The "may lead to security concerns" would be something that at the very least needs
to be understood and specified in the Security Considerations section. If it is too
difficult to determine the concerns, perhaps this optimization should be removed from
the draft.

       As a result, the use of alternative designs requires careful security
       and privacy reviews.

If it is known this proposal requires careful security reviews, were these done? If
so, why not replace this warning of danger with the actual output of those reviews?
If reviews were not done, it would imply this document hasn't fully worked out its
Security Considerations.

[3]

       SPI can typically be used to implement a key update

What is a "key update" in this context? It seems this section is suggesting to use
part of the SPI octet space to signal things to another part of the code on the device?
If so, would that code part then clear out those overloaded SPI octets or would they go
(unencrypted!) over the network for everyone to see?

[4]

       While the use of randomly generated SPIs may reduce the leakage or
       privacy of security related information by ESP itself, these
       information may also be leaked otherwise.

This is not a strong argument. This sentence and the entire paragraph really seem to
want to say something like "if you can see the network packets, the information
leak would already be present by seeing the encrypted traffic, irrespective of
whether the SPI is truly random or selected in a way that identifies the manufacturer"

[5]

       The security of all data
       protected under a given key decreases slightly with each message

I do not know of a generic claim like this for ESP. Can a reference be provided?
In general, rekeying is done to avoid decrypting previous traffic in case of a key compromise.
Or perhaps you mean the limits of algorithms like AES_CBC (or 3DES) with respect to
birthday and collision attacks? eg the commonly used maximum of 2^32-1 crypto operations
(which is not the same as maximum packets)

In these cases, the SN is only relevant for very high speed links, eg gbps and would never
apply to an IoT device that requires minimal ESP.

[6]

As noted in the TSVART review:

       Also, for devices that spend significant time sleeping, the SN
       would jump hugely on first waking. That shouldn't require any
       larger window (unless a stale packet from prior to the sleep was
       only released after a new packet on waking). But the receiver
       would need to be able to somehow detect massive jumps in the high
       order bits that are not communicated in the SN field.

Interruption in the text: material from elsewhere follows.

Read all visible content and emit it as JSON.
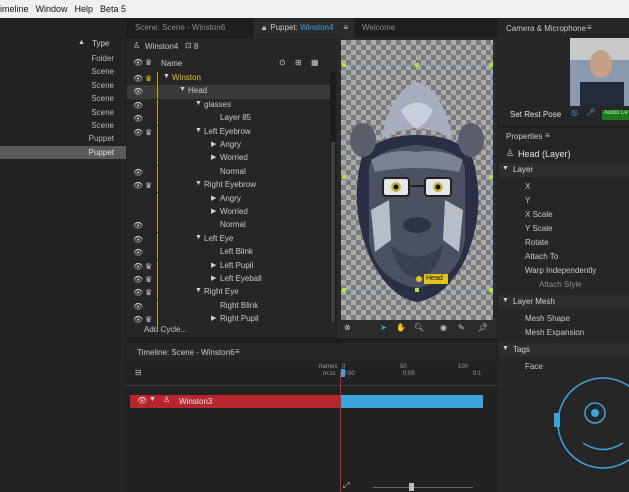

Perhaps the document can add more specific detail on how to use the commonly
implemented time values into valid SNs that avoid ESN issues ?


[7]

       so the constrained device may not proceed to such checks

The language issue here inverts the meaning. What is meant is "so the constrained device
may omit such checks"

[8]

       TFC has not yet being widely adopted for standard ESP traffic.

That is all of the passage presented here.